You can prove this general statement first

If $x_k\in M_k$ is such that $\mu_kx_k=0$, then there is some $l\geq k$ such that $\mu_{kl}x_k=0$ in $M_l$.

Then, since $\mu_k(\mu_{ik}x_i-\mu_{jk}x_j)=0$, there is some $l\geq k$ such that $$\mu_{kl}(\mu_{ik}x_i-\mu_{jk}x_j)=0 \in M_l.$$ I.e. $\mu_{il}x_i=\mu_{jl}x_j$. Hence $$\alpha_k(\mu_{ik}x_i,y)=\alpha_l(\mu_{il}x_i,y)=\alpha_l(\mu_{jl}x_j,y)=\alpha_k(\mu_{jk}x_j,y)$$ as you wanted.

Answer 2

Well, you’ve missed out on a hypothesis or two. It’s not true that for any family of module homomorphisms $\alpha_\bullet:M_\bullet\times N\to Q$ there is one and only one extension $\alpha:M\times N\to Q$: you assume also the $\alpha_\bullet$ are compatible with the diagram (form a cocone under it) in the sense that for all $i$ and $j$, $\alpha_j\circ(\mu_{ij}\times1_N)=\alpha_i$. You didn’t quite elaborate on this but I’m assuming $\mu_{ij}:M_i\to M_j$.

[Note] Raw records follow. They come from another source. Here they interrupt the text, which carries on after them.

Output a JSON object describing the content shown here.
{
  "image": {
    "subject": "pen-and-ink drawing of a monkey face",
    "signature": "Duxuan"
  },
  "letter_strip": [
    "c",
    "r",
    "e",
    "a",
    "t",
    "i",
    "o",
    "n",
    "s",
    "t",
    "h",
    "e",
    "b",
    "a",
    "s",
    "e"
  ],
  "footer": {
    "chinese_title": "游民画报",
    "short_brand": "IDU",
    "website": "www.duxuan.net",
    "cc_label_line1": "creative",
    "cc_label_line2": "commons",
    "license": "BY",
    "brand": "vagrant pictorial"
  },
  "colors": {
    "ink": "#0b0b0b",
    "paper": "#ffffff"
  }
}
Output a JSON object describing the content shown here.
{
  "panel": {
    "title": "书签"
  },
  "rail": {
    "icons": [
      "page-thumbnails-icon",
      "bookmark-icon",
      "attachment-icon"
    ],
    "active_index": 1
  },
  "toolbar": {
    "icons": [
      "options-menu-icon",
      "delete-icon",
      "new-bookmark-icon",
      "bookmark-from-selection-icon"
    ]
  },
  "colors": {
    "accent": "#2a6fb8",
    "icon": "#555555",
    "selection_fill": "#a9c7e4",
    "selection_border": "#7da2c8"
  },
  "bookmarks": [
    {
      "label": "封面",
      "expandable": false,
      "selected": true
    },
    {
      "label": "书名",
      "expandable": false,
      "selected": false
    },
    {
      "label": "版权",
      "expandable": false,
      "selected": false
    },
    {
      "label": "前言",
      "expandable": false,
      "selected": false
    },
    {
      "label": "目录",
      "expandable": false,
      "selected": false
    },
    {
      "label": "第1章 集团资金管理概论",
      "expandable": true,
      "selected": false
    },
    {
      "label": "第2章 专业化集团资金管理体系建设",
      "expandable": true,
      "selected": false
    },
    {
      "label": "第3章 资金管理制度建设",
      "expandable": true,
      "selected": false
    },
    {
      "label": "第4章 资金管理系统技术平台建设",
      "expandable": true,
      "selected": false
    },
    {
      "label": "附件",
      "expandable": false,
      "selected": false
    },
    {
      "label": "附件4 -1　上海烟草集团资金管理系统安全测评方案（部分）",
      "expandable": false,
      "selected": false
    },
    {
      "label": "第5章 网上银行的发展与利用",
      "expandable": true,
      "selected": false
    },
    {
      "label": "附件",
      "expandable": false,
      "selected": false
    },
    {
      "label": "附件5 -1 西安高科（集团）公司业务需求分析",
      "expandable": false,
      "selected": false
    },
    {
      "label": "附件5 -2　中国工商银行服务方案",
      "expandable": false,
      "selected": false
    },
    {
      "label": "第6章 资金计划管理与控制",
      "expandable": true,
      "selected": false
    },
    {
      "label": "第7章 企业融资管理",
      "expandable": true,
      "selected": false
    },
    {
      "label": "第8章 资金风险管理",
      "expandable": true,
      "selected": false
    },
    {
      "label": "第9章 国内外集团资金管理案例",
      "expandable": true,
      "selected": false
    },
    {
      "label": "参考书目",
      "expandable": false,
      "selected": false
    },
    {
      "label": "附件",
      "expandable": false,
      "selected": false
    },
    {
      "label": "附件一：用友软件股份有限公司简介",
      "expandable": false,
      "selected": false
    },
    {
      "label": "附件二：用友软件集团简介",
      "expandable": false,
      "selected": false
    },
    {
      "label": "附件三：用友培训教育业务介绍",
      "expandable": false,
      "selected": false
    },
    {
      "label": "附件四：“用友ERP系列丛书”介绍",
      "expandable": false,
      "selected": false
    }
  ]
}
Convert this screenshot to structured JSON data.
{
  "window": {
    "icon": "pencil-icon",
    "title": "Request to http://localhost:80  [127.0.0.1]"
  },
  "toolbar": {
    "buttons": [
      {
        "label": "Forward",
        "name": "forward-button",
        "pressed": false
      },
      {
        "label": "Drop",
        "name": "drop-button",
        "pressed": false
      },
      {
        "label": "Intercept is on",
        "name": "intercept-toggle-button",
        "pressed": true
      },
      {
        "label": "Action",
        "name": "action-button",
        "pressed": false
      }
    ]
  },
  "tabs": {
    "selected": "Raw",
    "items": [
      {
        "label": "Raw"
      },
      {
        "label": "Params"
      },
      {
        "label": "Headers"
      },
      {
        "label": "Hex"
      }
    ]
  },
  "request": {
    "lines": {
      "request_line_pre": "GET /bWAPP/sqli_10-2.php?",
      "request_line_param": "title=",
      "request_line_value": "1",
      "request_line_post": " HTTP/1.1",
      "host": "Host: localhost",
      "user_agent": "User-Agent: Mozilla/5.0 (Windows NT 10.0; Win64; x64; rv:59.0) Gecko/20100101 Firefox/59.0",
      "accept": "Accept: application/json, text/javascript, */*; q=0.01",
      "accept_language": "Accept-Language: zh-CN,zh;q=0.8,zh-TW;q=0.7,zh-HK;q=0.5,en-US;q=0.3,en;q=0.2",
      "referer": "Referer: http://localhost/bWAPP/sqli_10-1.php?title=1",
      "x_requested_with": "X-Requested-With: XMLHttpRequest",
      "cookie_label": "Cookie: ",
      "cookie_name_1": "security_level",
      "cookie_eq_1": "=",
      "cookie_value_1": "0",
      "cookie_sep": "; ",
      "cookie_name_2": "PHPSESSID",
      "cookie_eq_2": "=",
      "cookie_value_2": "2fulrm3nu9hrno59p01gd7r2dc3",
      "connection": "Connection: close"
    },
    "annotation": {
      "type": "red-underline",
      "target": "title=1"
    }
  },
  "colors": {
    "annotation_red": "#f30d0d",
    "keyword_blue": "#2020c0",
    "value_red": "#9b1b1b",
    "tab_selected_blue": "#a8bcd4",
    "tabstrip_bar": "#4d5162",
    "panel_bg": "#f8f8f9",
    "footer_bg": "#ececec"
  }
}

It is a necessary assumption that the diagram of $(\mu_{ij})_{i,j\in I}$ has only one connected component.

Split each $\alpha_i$ into components $\beta_i:M_i\to Q$ and $\gamma_i:N\to Q$ (using $A\times B\cong A\oplus B$ for RMod). We wish to show there is a unique $\alpha=\beta+\gamma:M\oplus N\to Q$ with $\beta\mu_\bullet\equiv\beta_\bullet$ and $\gamma1_N\equiv\gamma_\bullet$. That's the same thing as showing that $\beta,\gamma$ exist uniquely (individually).

Firstly notice that the condition on $\alpha_\bullet$ ensures $\gamma_j=\gamma_j\circ1_N=\gamma_{i_1}=\cdots=\gamma_{i_N}=\gamma_i$ for all $i,j$ and some $i_1,i_2,\cdots,i_N$ that connect $i$ to $j$ in the diagram. It follows all $\gamma_i$ equal all other $\gamma_j$. Instantiate a particular $j_0\in I$ and define $\gamma:=\gamma_{j_0}$. It's then clear $\gamma$ exists uniquely.

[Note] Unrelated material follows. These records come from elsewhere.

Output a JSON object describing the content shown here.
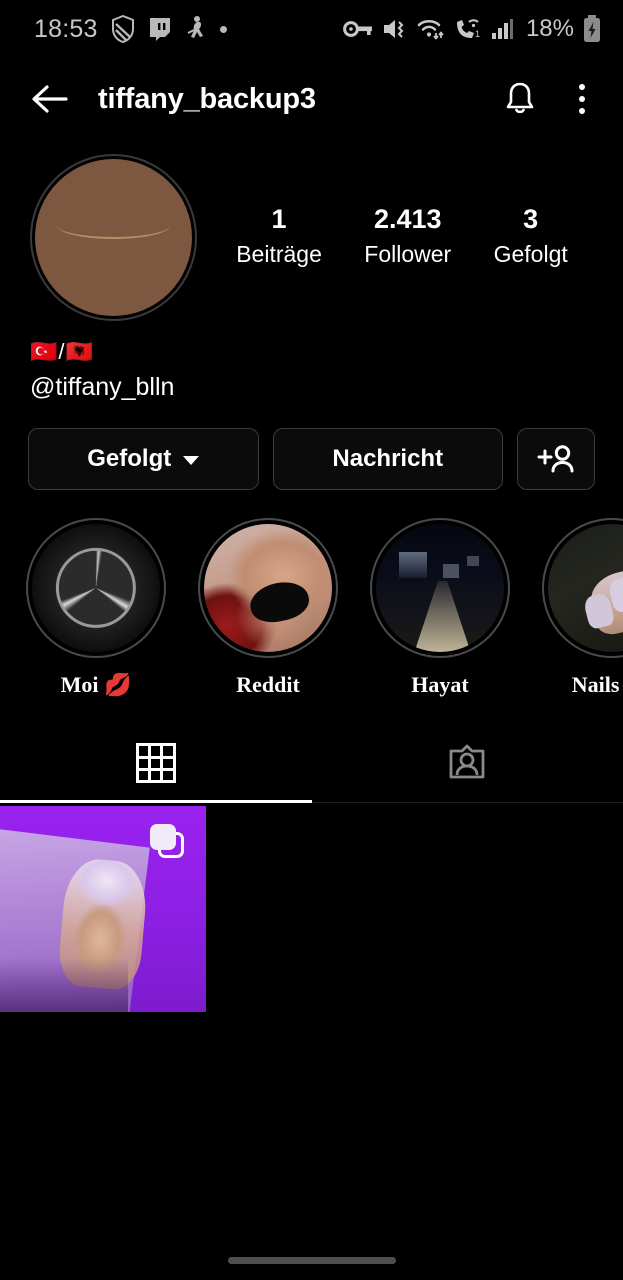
{
  "status_bar": {
    "time": "18:53",
    "left_icons": [
      "shield-icon",
      "twitch-icon",
      "person-dance-icon",
      "dot-icon"
    ],
    "right_icons": [
      "vpn-key-icon",
      "volume-mute-icon",
      "wifi-icon",
      "wifi-calling-icon",
      "signal-bars-icon"
    ],
    "battery_percent": "18%",
    "battery_state": "charging"
  },
  "header": {
    "back_icon": "arrow-left-icon",
    "title": "tiffany_backup3",
    "bell_icon": "bell-icon",
    "menu_icon": "more-vertical-icon"
  },
  "profile": {
    "avatar_alt": "profile-photo",
    "stats": [
      {
        "value": "1",
        "label": "Beiträge"
      },
      {
        "value": "2.413",
        "label": "Follower"
      },
      {
        "value": "3",
        "label": "Gefolgt"
      }
    ],
    "bio_flags": "🇹🇷/🇦🇱",
    "bio_handle": "@tiffany_blln"
  },
  "actions": {
    "follow_label": "Gefolgt",
    "message_label": "Nachricht",
    "add_person_icon": "person-add-icon"
  },
  "highlights": [
    {
      "label": "Moi 💋",
      "thumb": "thumb-car"
    },
    {
      "label": "Reddit",
      "thumb": "thumb-butt"
    },
    {
      "label": "Hayat",
      "thumb": "thumb-road"
    },
    {
      "label": "Nails 💅",
      "thumb": "thumb-nails"
    }
  ],
  "tabs": [
    {
      "name": "grid-tab",
      "icon": "grid-icon",
      "active": true
    },
    {
      "name": "tagged-tab",
      "icon": "tagged-person-icon",
      "active": false
    }
  ],
  "posts": [
    {
      "type": "carousel",
      "overlay_icon": "carousel-icon",
      "accent": "#9a22ef"
    }
  ],
  "colors": {
    "background": "#000000",
    "text": "#ffffff",
    "muted": "#c8c8c8",
    "border": "#3c3c3c",
    "post_accent": "#9a22ef"
  },
  "nav": {
    "gesture_bar": "gesture-bar"
  }
}
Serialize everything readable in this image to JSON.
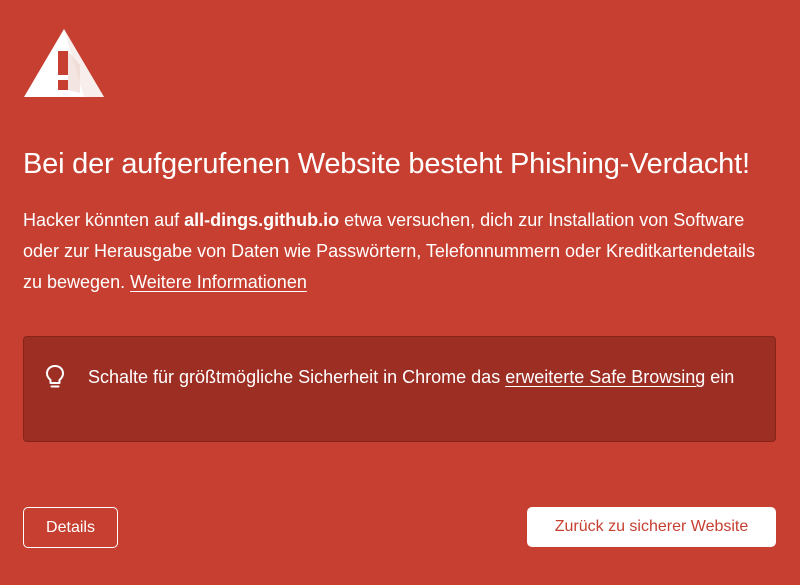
{
  "page": {
    "heading": "Bei der aufgerufenen Website besteht Phishing-Verdacht!",
    "explanation": {
      "part1": "Hacker könnten auf ",
      "site": "all-dings.github.io",
      "part2": " etwa versuchen, dich zur Installation von Software oder zur Herausgabe von Daten wie Passwörtern, Telefonnummern oder Kreditkartendetails zu bewegen. ",
      "learn_more_link": "Weitere Informationen"
    },
    "safe_browsing": {
      "text_before": "Schalte für größtmögliche Sicherheit in Chrome das ",
      "link": "erweiterte Safe Browsing",
      "text_after": " ein"
    },
    "buttons": {
      "details": "Details",
      "back": "Zurück zu sicherer Website"
    }
  },
  "icons": {
    "warning": "warning-triangle-icon",
    "tip": "lightbulb-icon"
  },
  "colors": {
    "background": "#c63f30",
    "panel": "#9d2e24",
    "text": "#ffffff",
    "primary_button_text": "#c63f30"
  }
}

The "necessary assumption" is necessary because if there existed $i,j$ with $\gamma_i\neq\gamma_j$ (which is possible iff. the diagram is not connected), such a $\gamma$ could not possibly exist. Consider $(M_1\oplus N)\oplus(M_2\oplus N)\not\cong(M_1\oplus M_2)\oplus N$ in general (this is the picture if no $\mu_{ij}$ exist at all).

What about $\beta$? Well, we seek a $\beta$ with $\beta\mu_i=\beta_i$ for all $i$. Such a homomorphism $\beta$ exists uniquely precisely by definition of $M$ as $\varinjlim(M_i,\mu_{ij})_{i,j\in I}$.